Even worse are the appeals to “sustainability” or “conservation” and the like. It’s just a hippie instead of a frat guy and he’s still just trying to get in your pants when you’d really rather he not. I especially see such vocabulary in the popular narratives around “green energy” development and “invasive plant” eradication, which seek to justify habitat destruction and mass killing for some claimed greater good, but which look to me like more Patriarchal ecocide.
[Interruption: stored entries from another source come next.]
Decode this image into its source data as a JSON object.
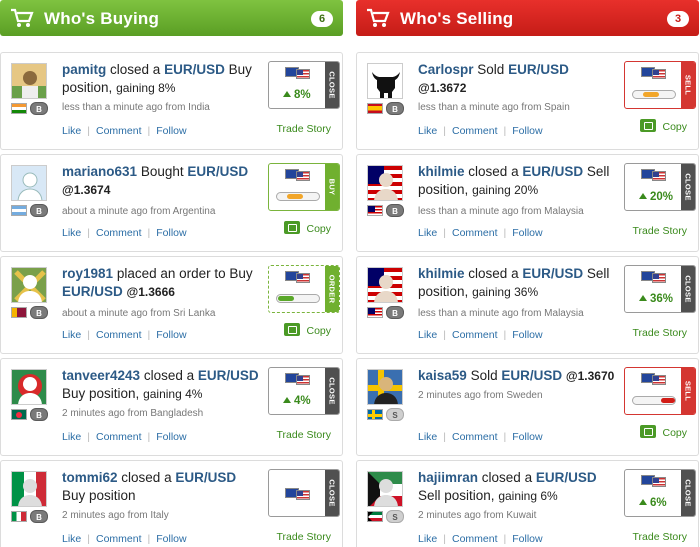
{
  "buying": {
    "title": "Who's Buying",
    "count": "6",
    "color": "#5a9e24",
    "items": [
      {
        "user": "pamitg",
        "action": "closed a",
        "pair": "EUR/USD",
        "after": "Buy position,",
        "gain": "gaining 8%",
        "price": "",
        "time": "less than a minute ago from India",
        "rank": "B",
        "box": "close",
        "box_value": "8%",
        "link": "Trade Story"
      },
      {
        "user": "mariano631",
        "action": "Bought",
        "pair": "EUR/USD",
        "after": "",
        "gain": "",
        "price": "@1.3674",
        "time": "about a minute ago from Argentina",
        "rank": "B",
        "box": "buy",
        "box_value": "",
        "link": "Copy"
      },
      {
        "user": "roy1981",
        "action": "placed an order to Buy",
        "pair": "EUR/USD",
        "after": "",
        "gain": "",
        "price": "@1.3666",
        "time": "about a minute ago from Sri Lanka",
        "rank": "B",
        "box": "order",
        "box_value": "",
        "link": "Copy"
      },
      {
        "user": "tanveer4243",
        "action": "closed a",
        "pair": "EUR/USD",
        "after": "Buy position,",
        "gain": "gaining 4%",
        "price": "",
        "time": "2 minutes ago from Bangladesh",
        "rank": "B",
        "box": "close",
        "box_value": "4%",
        "link": "Trade Story"
      },
      {
        "user": "tommi62",
        "action": "closed a",
        "pair": "EUR/USD",
        "after": "Buy position",
        "gain": "",
        "price": "",
        "time": "2 minutes ago from Italy",
        "rank": "B",
        "box": "close",
        "box_value": "",
        "link": "Trade Story"
      }
    ]
  },
  "selling": {
    "title": "Who's Selling",
    "count": "3",
    "color": "#c51c17",
    "items": [
      {
        "user": "Carlospr",
        "action": "Sold",
        "pair": "EUR/USD",
        "after": "",
        "gain": "",
        "price": "@1.3672",
        "time": "less than a minute ago from Spain",
        "rank": "B",
        "box": "sell",
        "box_value": "",
        "link": "Copy"
      },
      {
        "user": "khilmie",
        "action": "closed a",
        "pair": "EUR/USD",
        "after": "Sell position,",
        "gain": "gaining 20%",
        "price": "",
        "time": "less than a minute ago from Malaysia",
        "rank": "B",
        "box": "close",
        "box_value": "20%",
        "link": "Trade Story"
      },
      {
        "user": "khilmie",
        "action": "closed a",
        "pair": "EUR/USD",
        "after": "Sell position,",
        "gain": "gaining 36%",
        "price": "",
        "time": "less than a minute ago from Malaysia",
        "rank": "B",
        "box": "close",
        "box_value": "36%",
        "link": "Trade Story"
      },
      {
        "user": "kaisa59",
        "action": "Sold",
        "pair": "EUR/USD",
        "after": "",
        "gain": "",
        "price": "@1.3670",
        "time": "2 minutes ago from Sweden",
        "rank": "S",
        "box": "sell",
        "box_value": "",
        "link": "Copy"
      },
      {
        "user": "hajiimran",
        "action": "closed a",
        "pair": "EUR/USD",
        "after": "Sell position,",
        "gain": "gaining 6%",
        "price": "",
        "time": "2 minutes ago from Kuwait",
        "rank": "S",
        "box": "close",
        "box_value": "6%",
        "link": "Trade Story"
      }
    ]
  },
  "actions": {
    "like": "Like",
    "comment": "Comment",
    "follow": "Follow"
  },
  "tags": {
    "close": "CLOSE",
    "buy": "BUY",
    "sell": "SELL",
    "order": "ORDER"
  }
}
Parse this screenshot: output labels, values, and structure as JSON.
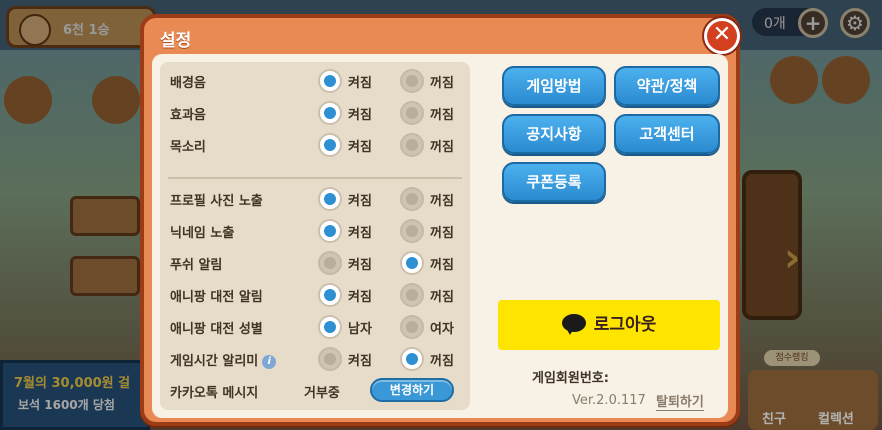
{
  "background": {
    "rank": "6천 1승",
    "count": "0개",
    "plus_label": "+",
    "banner_line1": "7월의 30,000원 걸",
    "banner_line2": "보석 1600개 당첨",
    "rank_pill": "점수랭킹",
    "friend_label": "친구",
    "collection_label": "컬렉션"
  },
  "dialog": {
    "title": "설정",
    "close_glyph": "✕"
  },
  "settings": {
    "on_label": "켜짐",
    "off_label": "꺼짐",
    "rows": [
      {
        "label": "배경음",
        "selected": "on"
      },
      {
        "label": "효과음",
        "selected": "on"
      },
      {
        "label": "목소리",
        "selected": "on"
      },
      {
        "label": "프로필 사진 노출",
        "selected": "on"
      },
      {
        "label": "닉네임 노출",
        "selected": "on"
      },
      {
        "label": "푸쉬 알림",
        "selected": "off"
      },
      {
        "label": "애니팡 대전 알림",
        "selected": "on"
      },
      {
        "label": "애니팡 대전 성별",
        "selected": "male",
        "option1": "남자",
        "option2": "여자"
      },
      {
        "label": "게임시간 알리미",
        "selected": "off",
        "info_glyph": "i"
      }
    ],
    "kakao": {
      "label": "카카오톡 메시지",
      "status": "거부중",
      "button": "변경하기"
    }
  },
  "buttons": {
    "how_to_play": "게임방법",
    "terms": "약관/정책",
    "notice": "공지사항",
    "support": "고객센터",
    "coupon": "쿠폰등록",
    "logout": "로그아웃"
  },
  "footer": {
    "member_number_label": "게임회원번호:",
    "version": "Ver.2.0.117",
    "withdraw": "탈퇴하기"
  },
  "colors": {
    "dialog_orange": "#e98a55",
    "radio_blue": "#2e8fd3",
    "button_blue": "#2b8ad0",
    "kakao_yellow": "#fee500"
  }
}
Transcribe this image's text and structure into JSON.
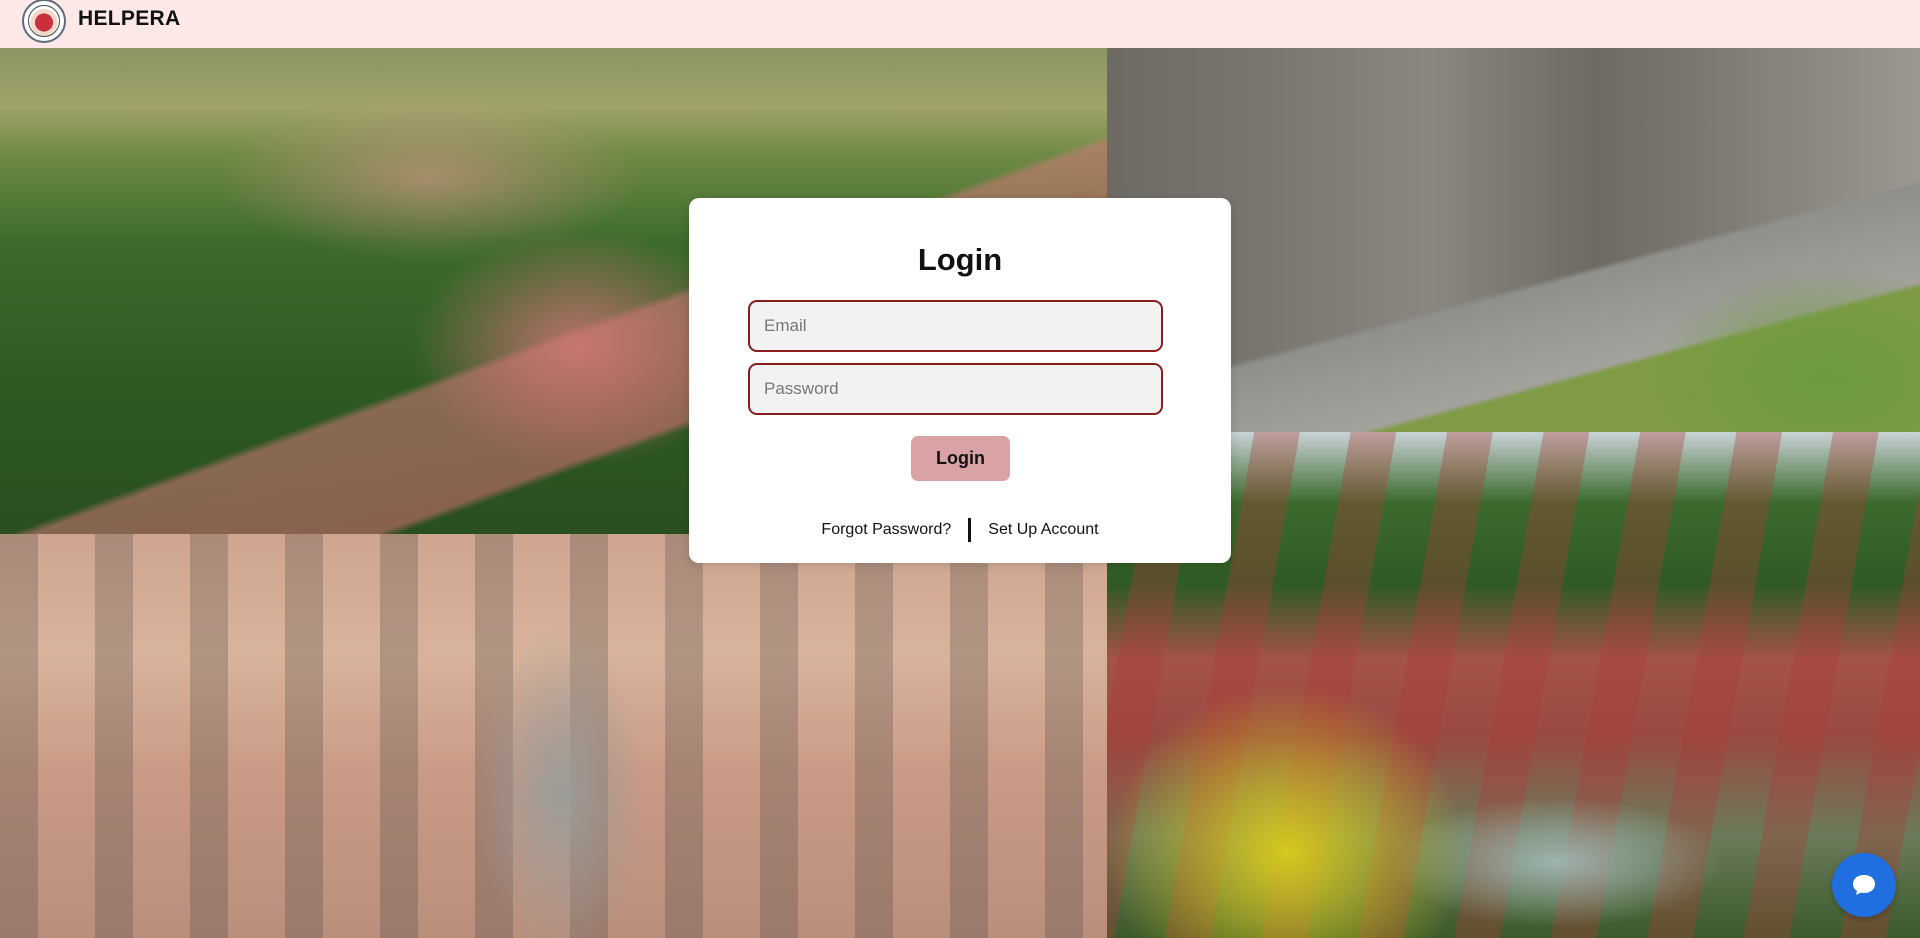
{
  "header": {
    "brand": "HELPERA",
    "logo_icon": "helpera-logo-icon"
  },
  "login_card": {
    "title": "Login",
    "email": {
      "value": "",
      "placeholder": "Email"
    },
    "password": {
      "value": "",
      "placeholder": "Password"
    },
    "submit_label": "Login",
    "forgot_password_label": "Forgot Password?",
    "setup_account_label": "Set Up Account"
  },
  "chat_widget": {
    "icon": "chat-bubble-icon"
  },
  "colors": {
    "header_bg": "#fde8e8",
    "input_border": "#8b1c1c",
    "input_bg": "#f2f2f2",
    "button_bg": "#d9a3a5",
    "chat_bg": "#1f6fe0"
  }
}
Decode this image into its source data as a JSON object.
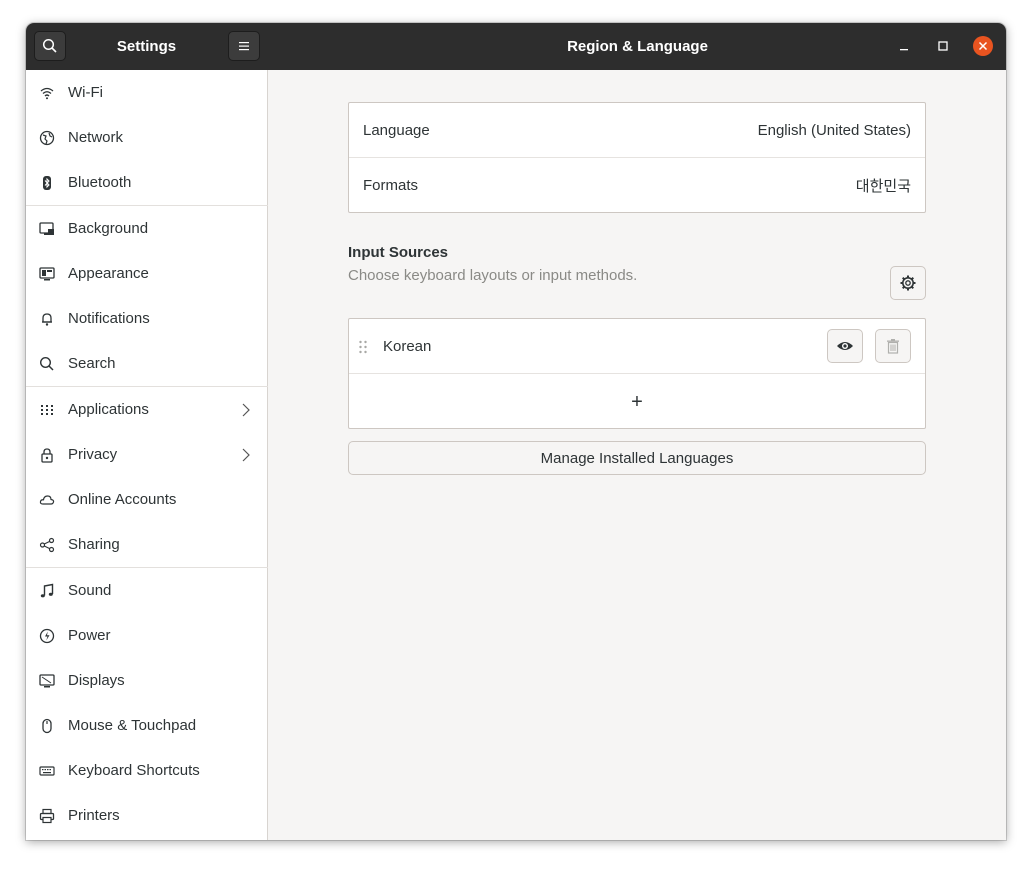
{
  "header": {
    "app_title": "Settings",
    "panel_title": "Region & Language"
  },
  "sidebar": {
    "items": [
      {
        "label": "Wi-Fi",
        "icon": "wifi-icon"
      },
      {
        "label": "Network",
        "icon": "network-globe-icon"
      },
      {
        "label": "Bluetooth",
        "icon": "bluetooth-icon"
      },
      {
        "label": "Background",
        "icon": "background-icon"
      },
      {
        "label": "Appearance",
        "icon": "appearance-icon"
      },
      {
        "label": "Notifications",
        "icon": "bell-icon"
      },
      {
        "label": "Search",
        "icon": "search-icon"
      },
      {
        "label": "Applications",
        "icon": "grid-icon"
      },
      {
        "label": "Privacy",
        "icon": "lock-icon"
      },
      {
        "label": "Online Accounts",
        "icon": "cloud-icon"
      },
      {
        "label": "Sharing",
        "icon": "share-icon"
      },
      {
        "label": "Sound",
        "icon": "music-note-icon"
      },
      {
        "label": "Power",
        "icon": "power-icon"
      },
      {
        "label": "Displays",
        "icon": "display-icon"
      },
      {
        "label": "Mouse & Touchpad",
        "icon": "mouse-icon"
      },
      {
        "label": "Keyboard Shortcuts",
        "icon": "keyboard-icon"
      },
      {
        "label": "Printers",
        "icon": "printer-icon"
      }
    ]
  },
  "language_box": {
    "language_label": "Language",
    "language_value": "English (United States)",
    "formats_label": "Formats",
    "formats_value": "대한민국"
  },
  "input_sources": {
    "title": "Input Sources",
    "subtitle": "Choose keyboard layouts or input methods.",
    "items": [
      {
        "label": "Korean"
      }
    ],
    "add_symbol": "+"
  },
  "manage_button": "Manage Installed Languages",
  "colors": {
    "headerbar": "#2d2d2d",
    "close_button": "#e95420",
    "window_bg": "#f6f5f4",
    "text": "#2e3436"
  }
}
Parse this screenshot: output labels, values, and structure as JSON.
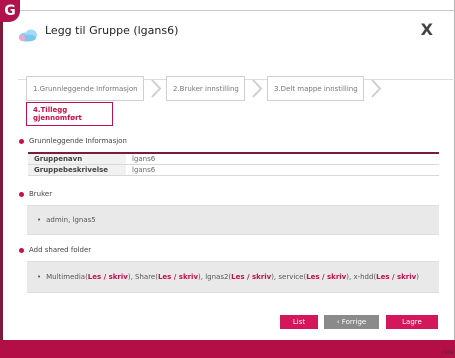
{
  "badge": "G",
  "dialog": {
    "title": "Legg til Gruppe  (lgans6)",
    "close_symbol": "X"
  },
  "steps": [
    {
      "label": "1.Grunnleggende Informasjon"
    },
    {
      "label": "2.Bruker innstilling"
    },
    {
      "label": "3.Delt mappe innstilling"
    },
    {
      "label": "4.Tillegg gjennomført"
    }
  ],
  "basic_info": {
    "heading": "Grunnleggende Informasjon",
    "rows": [
      {
        "label": "Gruppenavn",
        "value": "lgans6"
      },
      {
        "label": "Gruppebeskrivelse",
        "value": "lgans6"
      }
    ]
  },
  "users": {
    "heading": "Bruker",
    "text": "admin, lgnas5"
  },
  "shared": {
    "heading": "Add shared folder",
    "items": [
      {
        "name": "Multimedia",
        "perm": "Les / skriv"
      },
      {
        "name": "Share",
        "perm": "Les / skriv"
      },
      {
        "name": "lgnas2",
        "perm": "Les / skriv"
      },
      {
        "name": "service",
        "perm": "Les / skriv"
      },
      {
        "name": "x-hdd",
        "perm": "Les / skriv"
      }
    ]
  },
  "buttons": {
    "list": "List",
    "previous": "‹ Forrige",
    "save": "Lagre"
  },
  "footer": {
    "close_text": "clos"
  },
  "colors": {
    "accent": "#c4104c",
    "bottom_bar": "#b30e45"
  }
}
This is one of the shortest pieces I’ve posted, but it was indeed one of the most difficult to write. I hope it sheds some light on my perspective. Thanks for reading!
Thank you for this. There’s alot in here that dismantles the current ‘norms’ of what we accept and expect. I’m frustrated by the whole idea that green energy isn’t as destructive. People have bought into this sham and refuse to believe the destruction to the planet, indigenous peoples and women are at all tied together. On one hand we simply keep shouting climate change is a conspiracy while the other hand is busy continuing to water down any effective environmental legislation meant to protect our air, water, land, species and people’s to prolong our demise… all for the love of money. Thank you for the many layers of wisdom in your words and I’m sorry you have ever had to be put in a situation where you are left wondering if your ‘no’ will be honored. ❤️
Great post (as usual). To piggyback off what you said, it really is important for men to understand beyond the injustice of patriarchy on women, the effects it has directly on men.
bell hooks wrote: “Patriarchy is the single most life-threatening social disease assaulting the male body and spirit in our nation.”
From her work, Understanding Patriarchy. Much to be gleaned from it.